The original objective of the Climate Treaty was to put in place legally binding emission reduction targets for the historical polluters, who in the pre-globalisation era were concentrated in the rich industrial North. The treaty was destroyed in 2009 at the Climate Summit in Copenhagen by an attempt to replace it with a non-binding Copenhagen Accord. The Kyoto Protocol of 1997 had introduced emissions trading, which, in effect, meant that the polluter got paid, not punished. The big industrial polluters were first paid by allowing them to get private rights to our atmospheric commons. Then the polluters got paid by making profits through carbon trading. Profits increased and emissions also increased. Climate chaos is worse today than it was in 1992. And the polluters look for new avenues to make money and grab resources. Now they want to commodify the ecological functions and services that nature provides. This will be the big climate debate in Rio+20.

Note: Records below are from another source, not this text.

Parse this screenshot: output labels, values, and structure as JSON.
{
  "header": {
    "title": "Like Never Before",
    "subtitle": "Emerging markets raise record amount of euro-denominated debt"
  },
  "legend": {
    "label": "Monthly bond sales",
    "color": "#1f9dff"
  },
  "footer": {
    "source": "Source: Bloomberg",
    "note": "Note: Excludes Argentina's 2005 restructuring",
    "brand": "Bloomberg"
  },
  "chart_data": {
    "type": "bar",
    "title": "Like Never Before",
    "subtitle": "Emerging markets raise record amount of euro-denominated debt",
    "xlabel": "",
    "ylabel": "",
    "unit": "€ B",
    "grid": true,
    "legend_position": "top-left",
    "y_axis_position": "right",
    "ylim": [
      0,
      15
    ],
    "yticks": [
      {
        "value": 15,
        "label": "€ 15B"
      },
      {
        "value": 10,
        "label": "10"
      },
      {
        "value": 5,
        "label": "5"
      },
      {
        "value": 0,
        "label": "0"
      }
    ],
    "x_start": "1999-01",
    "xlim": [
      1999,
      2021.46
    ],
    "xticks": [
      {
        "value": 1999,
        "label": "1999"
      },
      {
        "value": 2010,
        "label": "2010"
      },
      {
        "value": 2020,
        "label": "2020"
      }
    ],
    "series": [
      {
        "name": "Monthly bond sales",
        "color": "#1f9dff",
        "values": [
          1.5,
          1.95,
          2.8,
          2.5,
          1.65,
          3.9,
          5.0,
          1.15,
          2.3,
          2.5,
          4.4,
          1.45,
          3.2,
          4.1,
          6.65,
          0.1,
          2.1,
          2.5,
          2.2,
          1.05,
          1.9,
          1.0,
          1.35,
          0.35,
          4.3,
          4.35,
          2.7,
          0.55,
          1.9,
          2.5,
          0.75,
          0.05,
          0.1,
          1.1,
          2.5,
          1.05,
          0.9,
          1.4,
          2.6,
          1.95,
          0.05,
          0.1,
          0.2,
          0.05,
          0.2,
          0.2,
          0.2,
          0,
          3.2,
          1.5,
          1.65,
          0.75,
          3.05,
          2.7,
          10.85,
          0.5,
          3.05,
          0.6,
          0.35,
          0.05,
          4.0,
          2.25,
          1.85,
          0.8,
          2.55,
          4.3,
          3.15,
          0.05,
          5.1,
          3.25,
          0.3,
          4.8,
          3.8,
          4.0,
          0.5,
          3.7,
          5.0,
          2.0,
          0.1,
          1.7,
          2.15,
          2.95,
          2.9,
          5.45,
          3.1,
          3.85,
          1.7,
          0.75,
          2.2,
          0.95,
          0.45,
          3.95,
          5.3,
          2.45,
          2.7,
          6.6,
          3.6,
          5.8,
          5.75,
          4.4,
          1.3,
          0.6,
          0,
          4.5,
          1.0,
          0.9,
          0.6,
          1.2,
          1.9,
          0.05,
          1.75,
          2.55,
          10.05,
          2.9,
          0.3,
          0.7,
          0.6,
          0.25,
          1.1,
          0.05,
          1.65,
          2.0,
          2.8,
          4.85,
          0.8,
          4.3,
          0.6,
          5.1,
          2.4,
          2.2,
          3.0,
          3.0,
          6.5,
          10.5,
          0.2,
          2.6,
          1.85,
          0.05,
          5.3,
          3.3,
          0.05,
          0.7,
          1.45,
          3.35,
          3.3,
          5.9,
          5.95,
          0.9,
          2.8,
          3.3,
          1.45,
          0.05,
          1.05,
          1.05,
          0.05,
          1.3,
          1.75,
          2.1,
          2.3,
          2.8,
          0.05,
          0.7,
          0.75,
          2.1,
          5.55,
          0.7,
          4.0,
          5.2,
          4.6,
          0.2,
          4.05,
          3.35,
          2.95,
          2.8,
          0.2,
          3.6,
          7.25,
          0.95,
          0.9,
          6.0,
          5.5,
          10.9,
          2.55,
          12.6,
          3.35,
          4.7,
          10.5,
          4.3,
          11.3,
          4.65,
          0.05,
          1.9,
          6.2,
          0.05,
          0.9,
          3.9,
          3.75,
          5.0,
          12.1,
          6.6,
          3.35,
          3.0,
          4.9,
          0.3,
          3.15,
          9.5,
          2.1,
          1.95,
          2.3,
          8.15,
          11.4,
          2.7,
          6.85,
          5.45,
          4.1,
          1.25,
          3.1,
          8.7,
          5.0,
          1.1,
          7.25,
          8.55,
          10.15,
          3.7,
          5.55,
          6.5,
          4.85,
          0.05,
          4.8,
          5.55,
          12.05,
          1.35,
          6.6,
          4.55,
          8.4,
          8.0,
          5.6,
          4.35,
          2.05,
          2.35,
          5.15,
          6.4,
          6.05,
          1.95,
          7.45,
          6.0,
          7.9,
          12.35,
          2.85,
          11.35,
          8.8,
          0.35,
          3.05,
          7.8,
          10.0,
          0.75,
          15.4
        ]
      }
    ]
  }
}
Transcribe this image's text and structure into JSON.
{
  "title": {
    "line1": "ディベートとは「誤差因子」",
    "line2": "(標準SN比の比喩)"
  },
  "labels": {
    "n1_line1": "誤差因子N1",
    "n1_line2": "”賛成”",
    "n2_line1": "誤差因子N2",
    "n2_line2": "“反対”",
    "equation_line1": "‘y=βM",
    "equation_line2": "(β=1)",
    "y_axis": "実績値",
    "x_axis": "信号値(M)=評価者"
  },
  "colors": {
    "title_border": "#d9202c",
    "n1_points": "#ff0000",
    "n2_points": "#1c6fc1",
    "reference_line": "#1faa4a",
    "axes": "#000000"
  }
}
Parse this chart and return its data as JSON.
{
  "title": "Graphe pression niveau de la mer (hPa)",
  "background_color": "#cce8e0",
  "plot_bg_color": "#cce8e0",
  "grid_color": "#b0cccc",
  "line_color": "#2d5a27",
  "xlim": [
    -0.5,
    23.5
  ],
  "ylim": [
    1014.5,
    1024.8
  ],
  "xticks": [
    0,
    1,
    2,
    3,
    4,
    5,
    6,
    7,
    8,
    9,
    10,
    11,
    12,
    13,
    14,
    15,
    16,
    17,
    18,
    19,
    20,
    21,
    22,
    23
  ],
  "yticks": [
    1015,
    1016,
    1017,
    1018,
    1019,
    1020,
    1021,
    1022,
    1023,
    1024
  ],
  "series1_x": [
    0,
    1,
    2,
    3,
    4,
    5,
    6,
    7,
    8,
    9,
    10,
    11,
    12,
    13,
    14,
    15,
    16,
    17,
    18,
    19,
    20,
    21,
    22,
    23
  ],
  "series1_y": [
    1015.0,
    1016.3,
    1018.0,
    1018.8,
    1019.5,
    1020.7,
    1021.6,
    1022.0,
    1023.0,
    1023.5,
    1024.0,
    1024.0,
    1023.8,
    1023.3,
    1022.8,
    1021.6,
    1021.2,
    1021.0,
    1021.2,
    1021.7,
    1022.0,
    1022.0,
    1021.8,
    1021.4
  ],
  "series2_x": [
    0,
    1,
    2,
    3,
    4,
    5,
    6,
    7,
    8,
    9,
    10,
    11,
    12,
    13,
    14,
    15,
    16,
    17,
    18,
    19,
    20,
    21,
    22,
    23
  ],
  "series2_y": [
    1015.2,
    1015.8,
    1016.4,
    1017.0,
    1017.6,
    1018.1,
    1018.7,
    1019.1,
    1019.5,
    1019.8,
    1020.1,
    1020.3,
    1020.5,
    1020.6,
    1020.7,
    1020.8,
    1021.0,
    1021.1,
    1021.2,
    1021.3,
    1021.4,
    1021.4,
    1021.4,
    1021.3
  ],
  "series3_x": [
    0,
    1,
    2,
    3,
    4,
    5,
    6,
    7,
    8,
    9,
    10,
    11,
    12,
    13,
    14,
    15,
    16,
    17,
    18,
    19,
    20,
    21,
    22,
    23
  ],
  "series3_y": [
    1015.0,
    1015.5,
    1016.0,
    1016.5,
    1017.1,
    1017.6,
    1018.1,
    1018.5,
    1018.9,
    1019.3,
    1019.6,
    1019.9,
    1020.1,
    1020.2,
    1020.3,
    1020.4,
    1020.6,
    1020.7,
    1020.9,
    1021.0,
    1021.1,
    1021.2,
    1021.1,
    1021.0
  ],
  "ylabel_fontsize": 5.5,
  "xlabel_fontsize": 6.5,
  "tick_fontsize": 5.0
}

The objective of Climate Treaty was the conservation of biodiversity and its sustainable and equitable use. That objective has been subverted and is being increasingly replaced by objectives of trade in genetic resources, profits and privatisation. The Nagoya Protocol on Access to Genetic Resources and Benefit Sharing, adopted in 2010, restricts access only to global players, ignoring the access of local communities. It treats as utilisation only utilisation for research and commerce, ignoring the survival needs of local communities. It is, in fact, legalised biopiracy as it enables transfer of genetic wealth from local communities to global corporations. It undermines the biodiversity economies and cultures that have conserved biodiversity and are necessary for conserving it for the future.
In both the Climate Treaty and the Biodiversity Convention, trade and commerce is replacing conservation and eroding the commons. Rights of corporations are edging out the rights of people.
And this change in values, from conserving and sharing to exploiting and privatising, is justified in the name of economic progress and economic growth. Yet, the economic paradigm for which the earth and the society are being pillaged and destroyed is itself in deep crisis. Look at the number of farmers committing suicides and hunger and malnutrition in India.
A paradigm shift is desperately needed. And it will not come from those who have created the crisis and who are looking for new ways to extend the life of the greed economy by commodifying and privatising all life on earth. They will come to Rio+20 to paint the “greed economy” green, and call it the “green economy”. And they will have powerful governments on their side.
Movements for ecological sustainability, social justice and deep democracy will come to Rio+20 with another paradigm — one centred on the rights of mother earth, the rights of future generations, of women, indigenous communities and farmers. It is this epic contest between a destructive and dying outmoded paradigm and a life-enhancing emergent paradigm that will be the most significant aspect of Rio+20. The outcome of this contest will determine the future of humanity.
None of us are immune from the crisis or the response to it. None of us are bystanders. We are all immersed in the processes that are either threatening the planet and our own future, or finding creative ways to shape a sustainable and a just future. Every day is an earth summit in our lives. And each of us is negotiating our collective fate on earth.